In Homo Ludens, Johan Huizenga discusses how play is an important aspect of culture. We emulate that here at the University of Michigan. But he also makes a point about the fulfillment of play by stating, “Our point of departure must be the conception of an almost childlike play-sense expressing itself in various play-forms, some serious, some playful, but all rooted in ritual and productive of culture by allowing the innate human need of rhythm, harmony, change, alternation, contrast and climax, etc., to unfold in full richness.” (Johan Huizinga, Homo Ludens: A Study of the Play-Element in Culture) But yesterday did not unfold in full richness for us Wolverines… by any means…

I think that something Huizinga didn’t address in deep enough detail are these two questions:

1) Where do we go when games and the magic circle are interrupted?

2) Where do we go and what do we do when we aren’t allowed that full richness?

For many, the rain and the defeat signaled naptime and for others it signaled depression. But because Huizinga defines play as a natural and healthy aspect of human life encompassed by harmony and full richness, I decided to replace the magic circle with another healthy alternative that would allow me that full richness. My family was in town so I took that opportunity to go hang out with them and spend some quality time with my bloodline.

While I was spending time with my family, I realized something. What if family weekend in its entirety was its own magic circle or even, in fact, a game?

Huizinga states play must meet 5 standards and I immediately started to check off these characteristics in my head.

1) Play is free and has a sense of freedom — CHECK. The interaction within my family was in fact unscripted and could shift at a moments notice. There was no set plan for the day, just freedom to explore and do what we wanted.

2) Play is not “real” life. — CHECK. Being with my sister and my mom was by no means ordinary or real life… They don’t live at school with me. They live thousands of miles away. Plus, I am always locked up in my room too busy studying to enjoy Ann Arbor in such depth!

3) Play is different from “ordinary” or “daily” life. — CHECK. Instead of spending time in my dorm, I had the pleasure of going to new places such as restaurants and museums I had never visited before.

4) Play creates order and is order.  — CHECK. My family has order. My mom is our mother and my sister and I have to respect her as a parent.

5) Play does not involve material interest. — CHECK. No member of my family was trying to gain anything monetary; we were just having a good time! No Bets. No Payment. Just good old-fashioned quality time.

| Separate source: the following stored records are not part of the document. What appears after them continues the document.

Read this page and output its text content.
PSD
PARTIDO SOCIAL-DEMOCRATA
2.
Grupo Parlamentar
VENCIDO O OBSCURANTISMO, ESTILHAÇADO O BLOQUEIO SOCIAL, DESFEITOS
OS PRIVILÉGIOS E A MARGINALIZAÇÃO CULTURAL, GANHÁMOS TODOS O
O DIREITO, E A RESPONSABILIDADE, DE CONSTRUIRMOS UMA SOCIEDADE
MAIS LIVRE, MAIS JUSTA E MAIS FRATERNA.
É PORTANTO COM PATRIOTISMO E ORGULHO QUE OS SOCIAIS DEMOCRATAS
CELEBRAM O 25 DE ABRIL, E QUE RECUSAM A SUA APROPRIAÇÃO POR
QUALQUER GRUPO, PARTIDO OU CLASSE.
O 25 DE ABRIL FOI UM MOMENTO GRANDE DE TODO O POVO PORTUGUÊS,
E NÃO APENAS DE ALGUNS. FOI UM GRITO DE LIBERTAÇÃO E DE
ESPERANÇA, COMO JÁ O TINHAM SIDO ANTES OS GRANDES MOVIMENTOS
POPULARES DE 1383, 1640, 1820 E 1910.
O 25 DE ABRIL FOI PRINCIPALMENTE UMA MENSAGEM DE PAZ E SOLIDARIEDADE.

It all made sense to me right then and there. Family weekend was a game encompassed by its own magic circle! Though the Football game was rained out and tears from heaven interrupted that magic circle, I got to gain the full richness of play by spending quality time with the people I care about most, my family. I hope I wasn’t the only one who got to enjoy their family this weekend!

Here’s a picture to show just how richly fulfilling family weekend was!

Family Weekend!


One comment

  1. jackozicz · September 23, 2014

    I agree with your idea about Family Weekend being connected to the Magic Circle. I think that if Huizinga knew what it was he would choose this over the Court of Justice example because we have spent some time in our discussions talking about the various holes in that argument. My only issue is that just because you don’t live with your sister and your mother doesn’t make their trip not “real or ordinary.” Going into the trip knowing that it will be a real trip with real consequences like: family bonding, loss of money, or weight gain (depending on how much food you eat). I think the argument that since they don’t live with you and you don’t see them all the time it makes more sense to connect that idea to the 2nd point you brought up and not the 3rd. Other than that I though the blog post was very interesting and that this is a great example of a non-game that still fits most of the criteria of the Magic Cirlce.